The Arena

N’étant pas familier avec l’œuvre complète de Roger Corman et mon expérience du sous-genre des "films de prison de femmes" se limitant pour le moment à quelques spécimens comme Showgirls, Reform School Girls ou encore la série des Ilsa, c’est avec une relative candeur que j’ai abordé The Arena de Steve Carver et Joe D’Amato, flamboyante production péplum du duo Corman/Damon. Dans les rôles principaux, nous retrouvons le non moins célèbre duo Grier/Markov que l’on avait déjà pu apprécier dans Black Mama, White Mama, film d’exploitation et fier de l’être.

Si l’on peut relever certaines similitudes entre The Arena, renommé Gladiatrices en français, et Gladiator de Ridley Scott, nous préférons les attribuer au hasard et à une convergence des thèmes traités plutôt qu’à une véritable inspiration ; bien s’en faut, puisqu’en dépit de son volume mammaire, reconnaissons que Pam Grier n’a pas l’aura d’un Russel Crowe.

The Arena débute dans une forêt où Bodicia, une prêtresse blanche interprétée par la blonde Margaret Markov, et Mamawi, une danseuse noire (vous l’aurez deviné, il s’agit de Pam Grier), sont capturées puis vendues sur le marché aux esclaves à un romain aux manières efféminées. Ce dernier s’avère être l’équivalent de Proximo dans Gladiator : il est responsable des gladiateurs et des services qui s’y rattachent.

Après avoir été nettoyées à la serpillière, nues dans la cour (pourquoi s’en priver...), ces demoiselles rejoignent les autres esclaves féminines dont les obligations consistent notamment à "détendre" les gladiateurs qui doivent combattre le lendemain.
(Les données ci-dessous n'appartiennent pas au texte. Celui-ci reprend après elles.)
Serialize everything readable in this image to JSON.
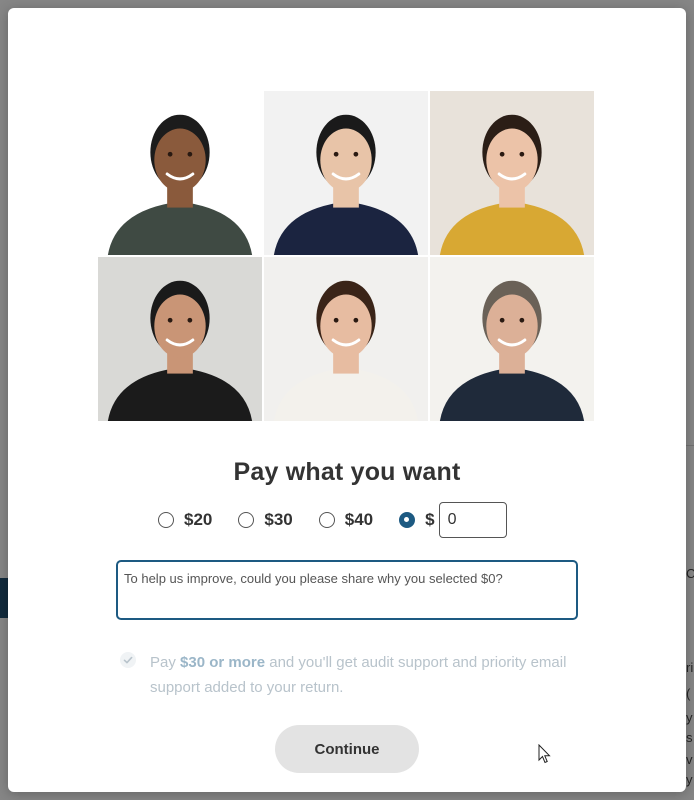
{
  "modal": {
    "title": "Pay what you want",
    "price_options": [
      {
        "label": "$20",
        "selected": false
      },
      {
        "label": "$30",
        "selected": false
      },
      {
        "label": "$40",
        "selected": false
      }
    ],
    "custom_option": {
      "prefix": "$",
      "value": "0",
      "selected": true
    },
    "reason_field": {
      "placeholder": "To help us improve, could you please share why you selected $0?"
    },
    "perk": {
      "lead": "Pay ",
      "highlight": "$30 or more",
      "rest": " and you'll get audit support and priority email support added to your return."
    },
    "continue_label": "Continue",
    "photos": [
      {
        "name": "person-1-photo",
        "bg": "#ffffff",
        "shirt": "#3f4a43",
        "skin": "#8a5a3c",
        "hair": "#1c1c1c"
      },
      {
        "name": "person-2-photo",
        "bg": "#f2f2f2",
        "shirt": "#1b2440",
        "skin": "#e8c4a8",
        "hair": "#1a1a1a"
      },
      {
        "name": "person-3-photo",
        "bg": "#e8e2da",
        "shirt": "#d8a833",
        "skin": "#ecc3a8",
        "hair": "#2b1e16"
      },
      {
        "name": "person-4-photo",
        "bg": "#d9d9d6",
        "shirt": "#1b1b1b",
        "skin": "#c99576",
        "hair": "#1a1a1a"
      },
      {
        "name": "person-5-photo",
        "bg": "#f1f0ee",
        "shirt": "#f3f1ec",
        "skin": "#e7bca1",
        "hair": "#3a2418"
      },
      {
        "name": "person-6-photo",
        "bg": "#f3f2ee",
        "shirt": "#1f2a3a",
        "skin": "#dcb097",
        "hair": "#6a6157"
      }
    ]
  },
  "colors": {
    "accent": "#1d5a82",
    "button_bg": "#e3e3e3",
    "perk_text": "#b8c3cb"
  },
  "background": {
    "right_glyphs": [
      "C",
      "ri",
      "(",
      "y",
      "s",
      "v",
      "y",
      "b"
    ]
  }
}
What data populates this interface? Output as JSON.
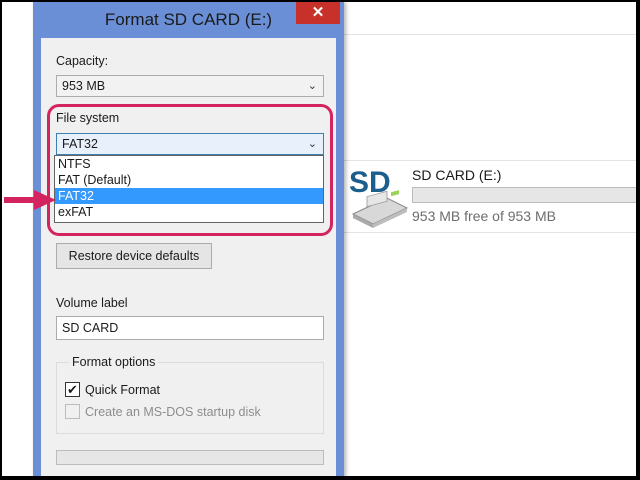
{
  "dialog": {
    "title": "Format SD CARD (E:)",
    "close_icon": "✕",
    "capacity_label": "Capacity:",
    "capacity_value": "953 MB",
    "filesystem_label": "File system",
    "filesystem_value": "FAT32",
    "filesystem_options": [
      "NTFS",
      "FAT (Default)",
      "FAT32",
      "exFAT"
    ],
    "filesystem_selected_index": 2,
    "restore_button": "Restore device defaults",
    "volume_label": "Volume label",
    "volume_value": "SD CARD",
    "format_options_title": "Format options",
    "quick_format_label": "Quick Format",
    "quick_format_checked": true,
    "msdos_label": "Create an MS-DOS startup disk",
    "msdos_enabled": false,
    "progress": 0
  },
  "explorer": {
    "drive_name": "SD CARD (E:)",
    "drive_free": "953 MB free of 953 MB",
    "drive_used_fraction": 0,
    "drive_icon_text": "SD"
  },
  "colors": {
    "dialog_frame": "#6b8fd6",
    "close_button": "#c7312a",
    "selection": "#3399ff",
    "annotation": "#d4245f",
    "sd_logo": "#1c5e8c"
  }
}
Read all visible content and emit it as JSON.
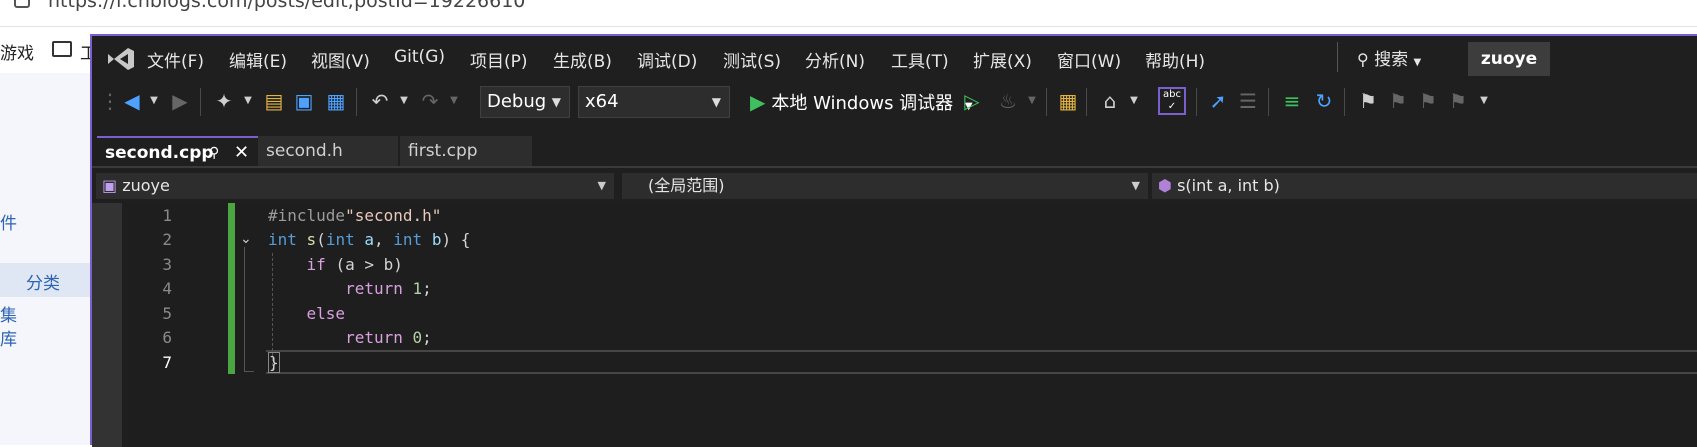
{
  "browser": {
    "url": "https://i.cnblogs.com/posts/edit;postId=19226610",
    "bookmark_left": "游戏",
    "bookmark_folder": "工"
  },
  "blog_sidebar": {
    "item1": "件",
    "category": "分类",
    "item3": "集",
    "item4": "库"
  },
  "menu": {
    "items": [
      "文件(F)",
      "编辑(E)",
      "视图(V)",
      "Git(G)",
      "项目(P)",
      "生成(B)",
      "调试(D)",
      "测试(S)",
      "分析(N)",
      "工具(T)",
      "扩展(X)",
      "窗口(W)",
      "帮助(H)"
    ],
    "search_label": "搜索",
    "user": "zuoye"
  },
  "toolbar": {
    "config": "Debug",
    "platform": "x64",
    "run_label": "本地 Windows 调试器"
  },
  "tabs": {
    "active": "second.cpp",
    "tab2": "second.h",
    "tab3": "first.cpp"
  },
  "navbar": {
    "project": "zuoye",
    "scope": "(全局范围)",
    "member": "s(int a, int b)"
  },
  "editor": {
    "line_numbers": [
      "1",
      "2",
      "3",
      "4",
      "5",
      "6",
      "7"
    ],
    "include_directive": "#include",
    "include_file": "\"second.h\"",
    "kw_int": "int",
    "fn_name": "s",
    "param_a": "a",
    "param_b": "b",
    "kw_if": "if",
    "cond": "(a > b)",
    "kw_return": "return",
    "ret1": "1",
    "kw_else": "else",
    "ret0": "0",
    "close_brace": "}"
  }
}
Comme dans tout W.I.P, l’effectif féminin comporte sa victime innocente, sa geôlière sadique (elle abuse ici du fouet), sa garce dominatrice... La tension du climat aboutit tout naturellement à une scène de catfighting dans les cuisines de l’arène où les légumes volent et les têtes sont plongées dans les cuves de crème. Devant ce spectacle, le tenancier des lieux décide d’organiser des combats féminins lors des jeux afin de raviver l’enthousiasme déclinant du public.

Les premiers combats se déroulent dans une ambiance bon enfant, mais le public réclame rapidement du sang ; devinant qu’au final, elles vont toutes y passer, il ne faudra pas attendre longtemps avant que notre tandem de gladiatrices ne se révolte et tente de s’échapper à travers les catacombes...

La philosophie de Roger Corman qui revient à optimiser l’utilisation du budget d’un film s’illustre parfaitement dans The Arena. Un exemple ? Au lieu de faire appel à des effets spéciaux dynamiques, lorsqu’un romain doit être abattu de plusieurs flèches dans les tribunes de l’arène, ce dernier est filmé en plan rapproché, puis l’acteur mime l’impact des flèches sur son corps avant qu’un zoom arrière ne nous les dévoile déjà plantées. Un effet sonore en sus et le tour est joué. Un autre exemple ? Lors d’une scène de "relaxation" des gladiateurs, l’utilisation du montage alterné entre deux chambres permet de montrer deux fois plus de sexe tout en réduisant l’utilisation de pellicule. Fallait y penser.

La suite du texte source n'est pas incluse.